Bermaksud ingin menemui Abah di kantor, tapi kami kepanggih beliau tepat di depan kelas samping kiri gapura utama Assalam I. Di situ, kami sedikit ngobrol dengan Abah lalu beliau mengajak kami masuk ke dalam kelas.

Ketika bertatap muka dengan Abah, bapak saya langsung menangis sambil mengecup tangan beliau. Dengan suara terbata-bata bapak memamitkan saya. "Yi, kulo mamitke anak kulo Kharis, bade merdamel teng Jakarta."

Saya hanya diam, tertunduk. Degggg... jantungku berdegup sementara itu, menunggu jawaban dari Abah.

"Abah belum bisa kasih jawaban. Abah mau ke Punggur (Assalam II) dulu," hanya itu dawuh Abah. Mungkin memang sudah menjadi karakter Abah harus menunggu ilham terlebih dahulu sebelum mengambil sebuah keputusan, pikirku.

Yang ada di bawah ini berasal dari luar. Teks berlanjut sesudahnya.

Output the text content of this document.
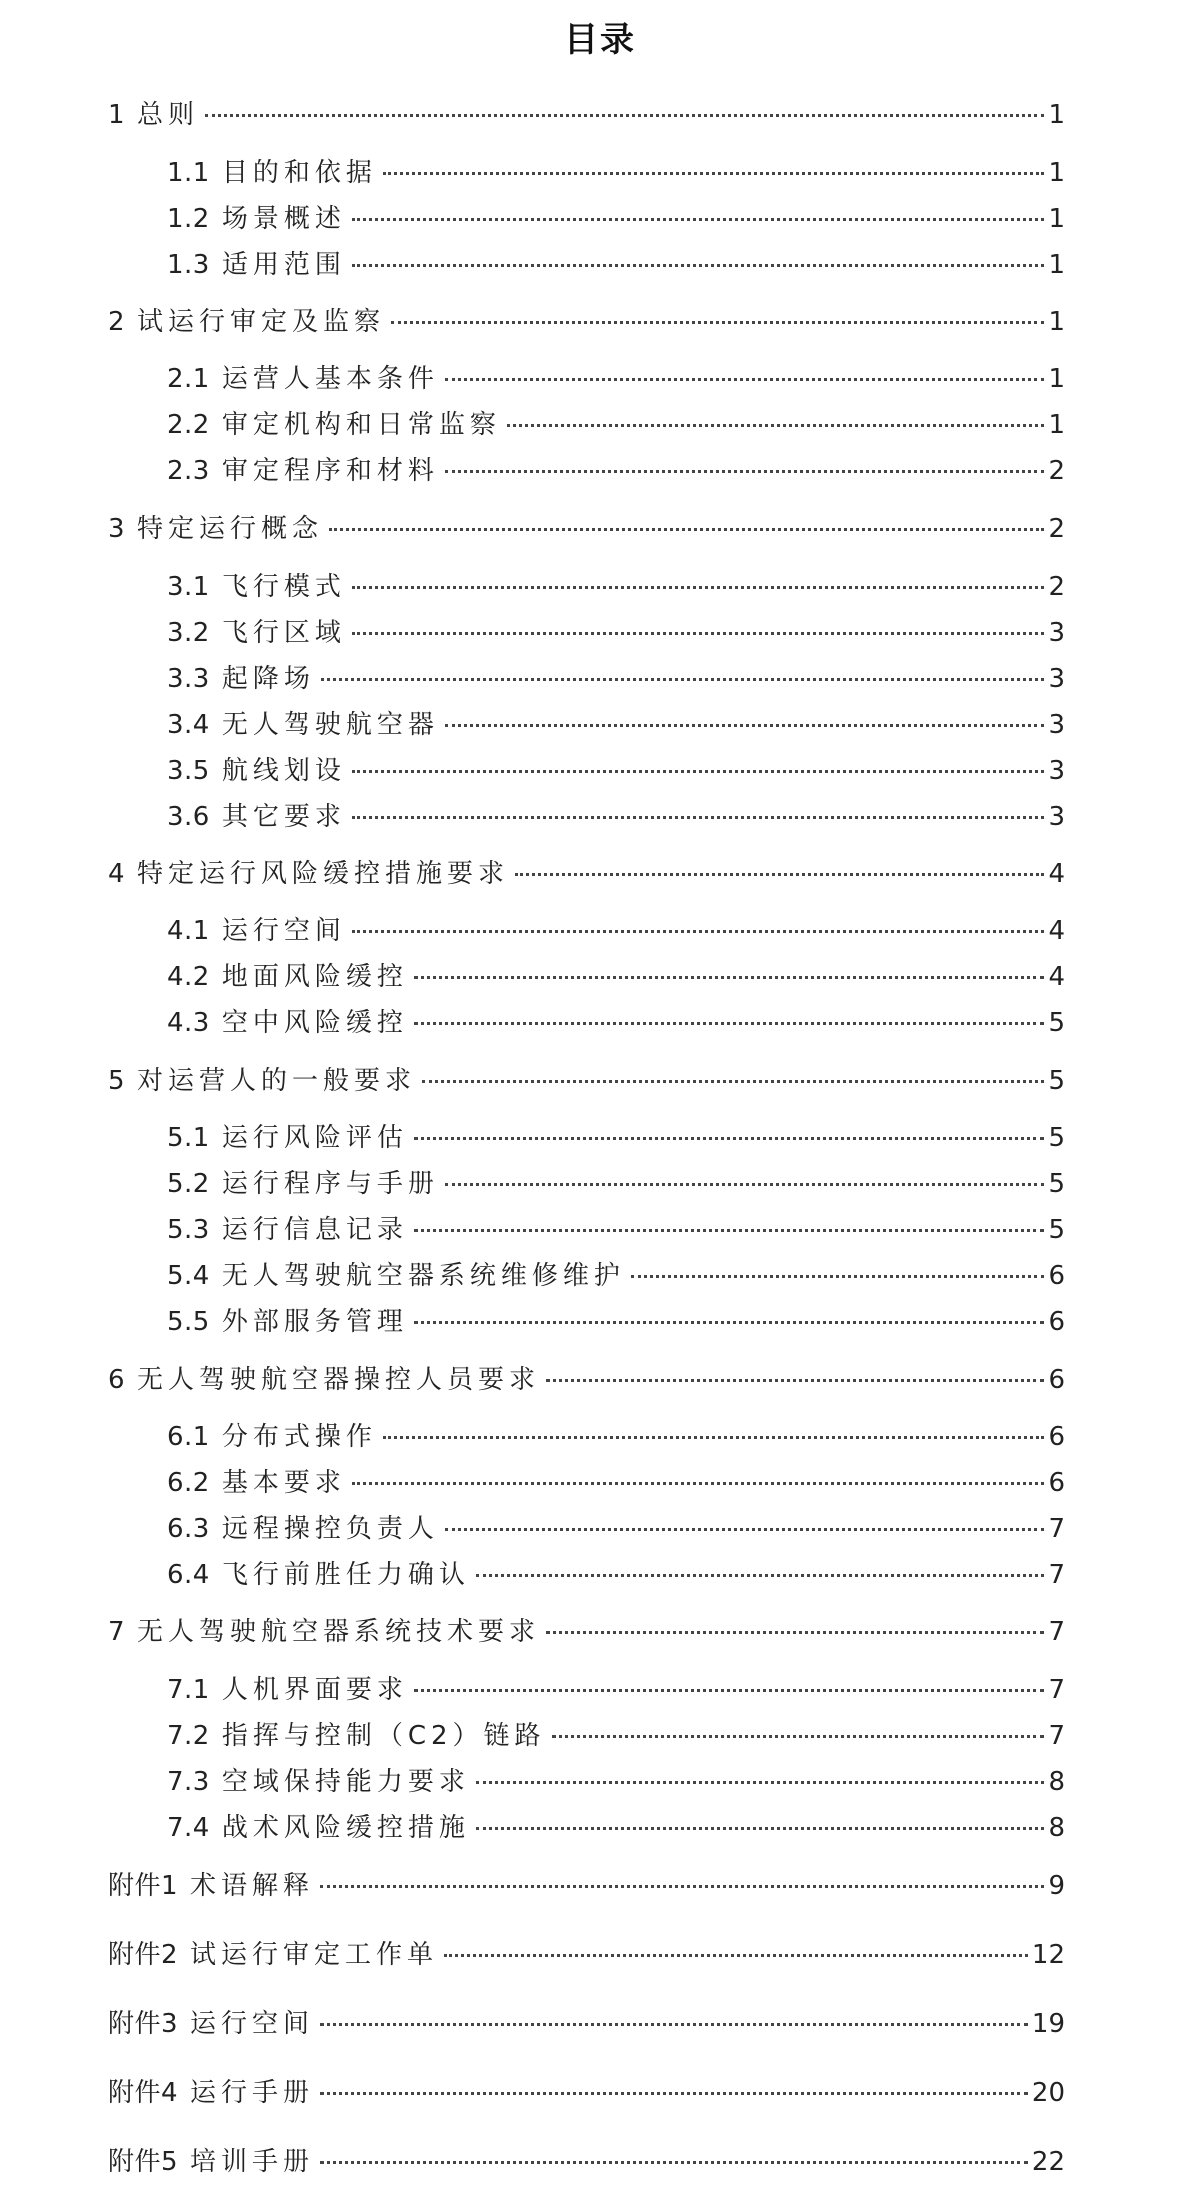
目录
1 总则	1
1.1 目的和依据	1
1.2 场景概述	1
1.3 适用范围	1
2 试运行审定及监察	1
2.1 运营人基本条件	1
2.2 审定机构和日常监察	1
2.3 审定程序和材料	2
3 特定运行概念	2
3.1 飞行模式	2
3.2 飞行区域	3
3.3 起降场	3
3.4 无人驾驶航空器	3
3.5 航线划设	3
3.6 其它要求	3
4 特定运行风险缓控措施要求	4
4.1 运行空间	4
4.2 地面风险缓控	4
4.3 空中风险缓控	5
5 对运营人的一般要求	5
5.1 运行风险评估	5
5.2 运行程序与手册	5
5.3 运行信息记录	5
5.4 无人驾驶航空器系统维修维护	6
5.5 外部服务管理	6
6 无人驾驶航空器操控人员要求	6
6.1 分布式操作	6
6.2 基本要求	6
6.3 远程操控负责人	7
6.4 飞行前胜任力确认	7
7 无人驾驶航空器系统技术要求	7
7.1 人机界面要求	7
7.2 指挥与控制（C2）链路	7
7.3 空域保持能力要求	8
7.4 战术风险缓控措施	8
附件1 术语解释	9
附件2 试运行审定工作单	12
附件3 运行空间	19
附件4 运行手册	20
附件5 培训手册	22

Abah berangkat ke Punggur, saya dan bapak pun balik ke rumah dengan perasaan dipenuhi tanda tanya. Hari pertama pamit belum ada jawaban dari Abah alias gagal.

Selang sehari kemudian, saya memberanikan diri lagi menemui Abah. Kali ini Abah kebetulan sedang berada di kamar santri samping ruang makan ustadz, kamar Palestina yang biasa dipakai menerima tamu saat lebaran.

"Bah, melanjutkan yang kemarin, saya minta restu mau pamit ke Jakarta," saya mengawali.

"Assalam itu kekurangan guru yang tarbawi dalam mengajar. Sedangkan santri Assalam angkatan Kharis itu adalah santri-santri yang sudah tergembleng dengan manteb. Jadi, Abah belum bisa memberikan jawaban."

Rasa bangga dan kecewa bercampur aduk kala mendengar ucapan Abah seperti itu. Abah sepertinya sangat percaya dengan kualitas angkatan saya tapi di sisi lain, rencana saya berangkat ke Jakarta terancam gagal.

Setelah pamitan yang kedua belum mendapat jawaban pasti dari Abah, malam harinya saya tidak bisa tidur. Yang saya lakukan cuma ngopa-ngopi nang nduwur gendèng kamar ustadz koyok wong bento.

Dalam kesendirian itu, hati saya terus bergejolak dan mbatin, "sesok aku kudu wes kukut, mboh diizini opo ora."

Hari berikutnya, untuk kesekian kalinya, saya kembali menemui Abah di kantor. Tanpa banyak basa-basi saya bicara to the point soal maksud dan tujuan saya.

"Afwan, Bah, dengan terpaksa saya harus tetap pamit," begitu kata saya tanpa mengurangi rasa hormat pada beliau.

"Karena Kharis izinnya terpaksa, Abah pun mengizinkan dengan terpaksa. Hati-hati di luar sana," jawab Abah.

Saya langsung mengecup tangan Abah setelah itu. Sambil menunduk di hadapan beliau, air mata saya mengalir. Sungguh, saya tak bisa mengungkapkan perasaan, semua rasa bercampur aduk. Hanya air mata yang bisa mewakili semua yang saya rasakan.

Ya, hati saya senang tapi juga sedih. Hati ini sedih tapi juga senang. Senang, karena Abah sudah meridhoi saya untuk mengakhiri masa pengabdian di KMI Assalam selama empat tahun. Sedih, karena Abah mengizinkan saya dengan terpaksa. Dan pastinya, setelah ini semua, saya akan jauh dari kehidupan semula; mengawali hidup dan menghadapi tantangan baru di Jakarta.

Tapi 'alaa kulli hal, saya yakin semua akan dimudahkan. Inilah awal di mana saya harus selalu berpikir panjang untuk menentukan langkah hidup saya selanjutnya pasca pamit dari Assalam.

Mengakhiri tulisan ini, saya ingin mengucapkan sugeng tindak, Abah. Sungguh jasamu sangat berarti, tanpa pernah mengharap imbalan apapun. Niatmu tulus mencerdaskan kami. Semoga Abah bahagia di alam sana. Semoga Allah mengampuni segala khilaf dan dosa Abah. Semoga Allah mencatat Abah sebagai penghuni surga-Nya. Amin!